As he passed into the surrounding woods the immensity of the truth he had stumbled upon came home to him in an almost overwhelming rush. The Yellow Peril which the world had talked of, feared, and politically discussed for over a decade, had suddenly become a reality to him. Here was just one little branch of it. And the manner of it gave point to the subtle, secret fashion in which it was being developed. Imagination was a-riot. These people were Japanese. They were probably a hardy people from northern Japan, under the control of a carefully chosen leader of capacity and knowledge, such as he realised the man he had just left to have been before his disaster of blindness. They were imported through the far-hidden northern inlets to the country on which, leech-like, they had battened. They came, a sea-faring race, over the northern waters, and set about the simple task of possessing this far, almost unpeopled territory, and extracting its wealth for their own service. And what became of that wealth, mineral and animal? What of the furs which they stole, or traded with the Eskimo? What of the oil of this valley? What of the unguessed wealth of coal deposits which were believed to exist? The gold, too, and the hundred and one other raw materials which littered this far-off, unexplored land?
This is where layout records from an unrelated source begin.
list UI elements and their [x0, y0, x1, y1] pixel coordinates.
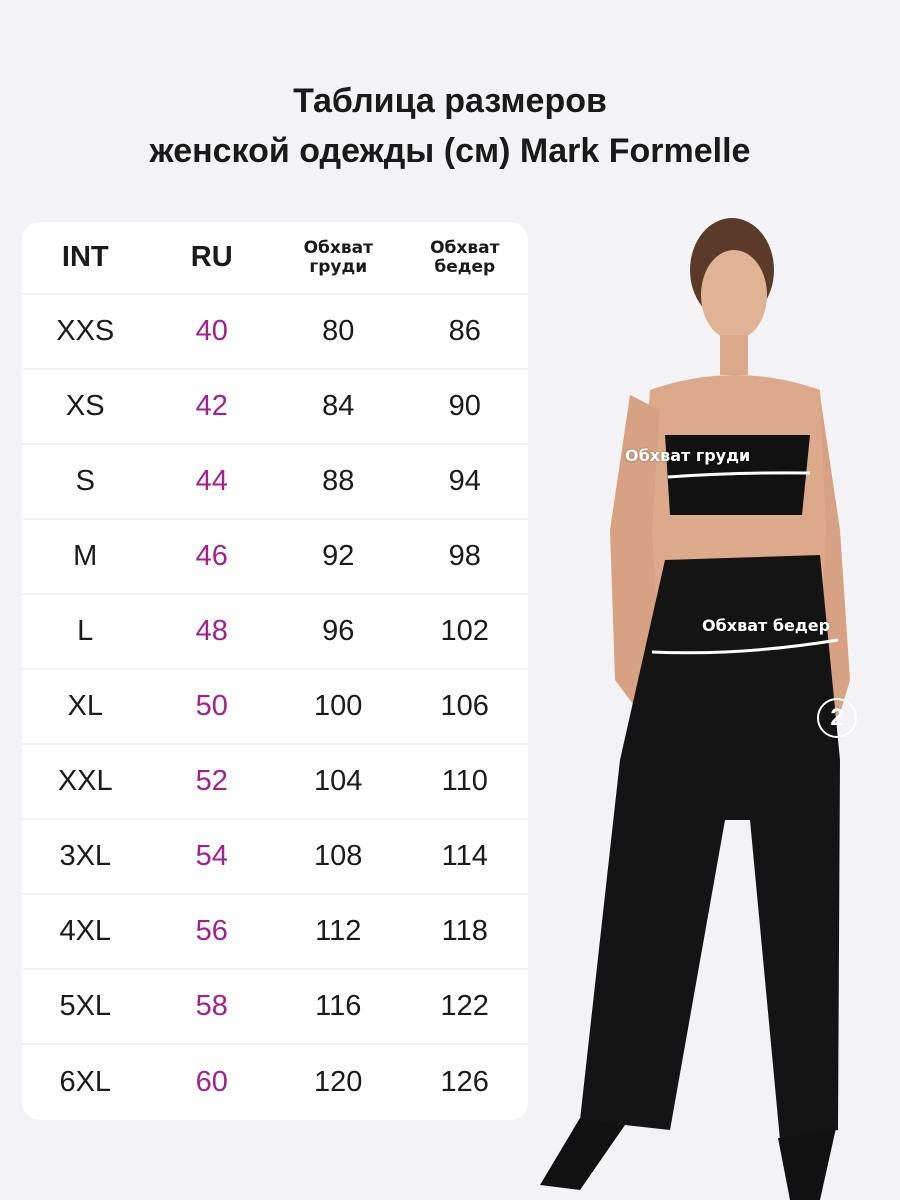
size-int: S: [75, 465, 95, 497]
header-bust-line2: груди: [309, 256, 368, 277]
hip-value: 118: [441, 915, 488, 947]
header-hips-line1: Обхват: [430, 237, 500, 258]
size-ru: 48: [195, 615, 228, 647]
hip-value: 114: [441, 840, 488, 872]
size-ru: 60: [195, 1066, 228, 1098]
size-int: XXL: [57, 765, 113, 797]
size-ru: 58: [195, 990, 228, 1022]
bust-label: Обхват груди: [625, 446, 751, 465]
size-int: XL: [67, 690, 103, 722]
hip-value: 94: [448, 465, 481, 497]
bust-value: 88: [322, 465, 355, 497]
hip-value: 106: [440, 690, 489, 722]
table-row: XS 42 84 90: [22, 370, 528, 445]
hip-label: Обхват бедер: [702, 616, 831, 635]
size-int: 3XL: [59, 840, 112, 872]
table-row: M 46 92 98: [22, 520, 528, 595]
bust-value: 96: [322, 615, 355, 647]
bust-value: 112: [315, 915, 362, 947]
size-ru: 46: [195, 540, 228, 572]
table-header: INT RU Обхват груди Обхват бедер: [22, 222, 528, 295]
bust-value: 92: [322, 540, 355, 572]
size-int: L: [77, 615, 94, 647]
size-int: 6XL: [59, 1066, 112, 1098]
bust-value: 84: [322, 390, 355, 422]
bust-value: 104: [314, 765, 363, 797]
hip-value: 110: [441, 765, 488, 797]
hip-value: 122: [440, 990, 489, 1022]
table-row: XXS 40 80 86: [22, 295, 528, 370]
size-ru: 42: [195, 390, 228, 422]
header-ru: RU: [190, 241, 233, 273]
size-ru: 50: [195, 690, 228, 722]
bust-value: 116: [315, 990, 362, 1022]
size-int: XXS: [56, 315, 115, 347]
hip-value: 86: [448, 315, 481, 347]
header-int: INT: [61, 241, 109, 273]
hip-value: 98: [448, 540, 481, 572]
page-title: Таблица размеров женской одежды (см) Mar…: [0, 76, 900, 176]
bust-value: 108: [314, 840, 363, 872]
hip-value: 102: [440, 615, 489, 647]
hip-value: 90: [448, 390, 481, 422]
table-row: 4XL 56 112 118: [22, 895, 528, 970]
table-row: XL 50 100 106: [22, 670, 528, 745]
model-photo: [540, 218, 850, 1200]
size-ru: 40: [195, 315, 228, 347]
table-row: S 44 88 94: [22, 445, 528, 520]
size-int: 4XL: [59, 915, 112, 947]
size-ru: 52: [195, 765, 228, 797]
header-bust: Обхват груди: [275, 237, 402, 277]
title-line-2: женской одежды (см) Mark Formelle: [149, 132, 751, 170]
table-row: L 48 96 102: [22, 595, 528, 670]
header-hips-line2: бедер: [434, 256, 496, 277]
title-line-1: Таблица размеров: [293, 82, 607, 120]
table-row: 3XL 54 108 114: [22, 820, 528, 895]
size-int: XS: [65, 390, 105, 422]
step-badge: 2: [817, 698, 857, 738]
size-table: INT RU Обхват груди Обхват бедер XXS 40 80 86…: [22, 222, 528, 1120]
bust-value: 120: [314, 1066, 363, 1098]
header-bust-line1: Обхват: [303, 237, 373, 258]
table-row: 5XL 58 116 122: [22, 970, 528, 1045]
size-int: 5XL: [59, 990, 112, 1022]
bust-value: 80: [322, 315, 355, 347]
table-row: XXL 52 104 110: [22, 745, 528, 820]
header-hips: Обхват бедер: [402, 237, 529, 277]
size-ru: 44: [195, 465, 228, 497]
bust-value: 100: [314, 690, 363, 722]
table-row: 6XL 60 120 126: [22, 1045, 528, 1120]
hip-value: 126: [440, 1066, 489, 1098]
size-ru: 56: [195, 915, 228, 947]
size-int: M: [73, 540, 98, 572]
size-ru: 54: [195, 840, 228, 872]
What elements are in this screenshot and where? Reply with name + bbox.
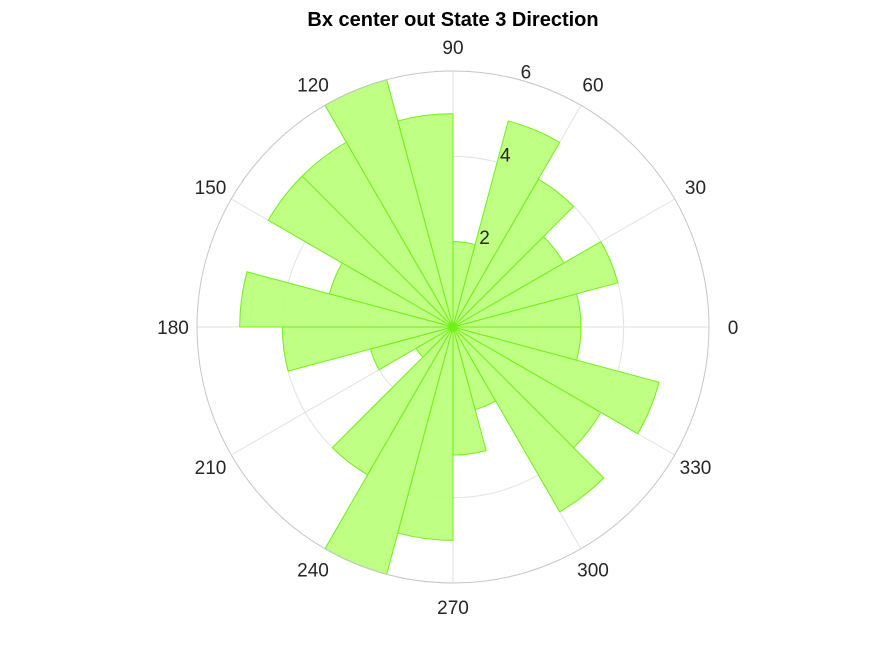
bar-bin-60	[452, 120, 561, 328]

The northern seas; the great harbours of the northern coasts, lost from view of the few scattered white folks, hidden amongst rugged, snow-capped hills, and more than half their time completely icebound. It was simple, so very simple to the north-men of Japan, who were born sailors. Doubtless a steady traffic among those hidden inlets went on, and disguised freighters passed to-and-fro between the Alaskan coast and the remoter ports of the land of Nippon.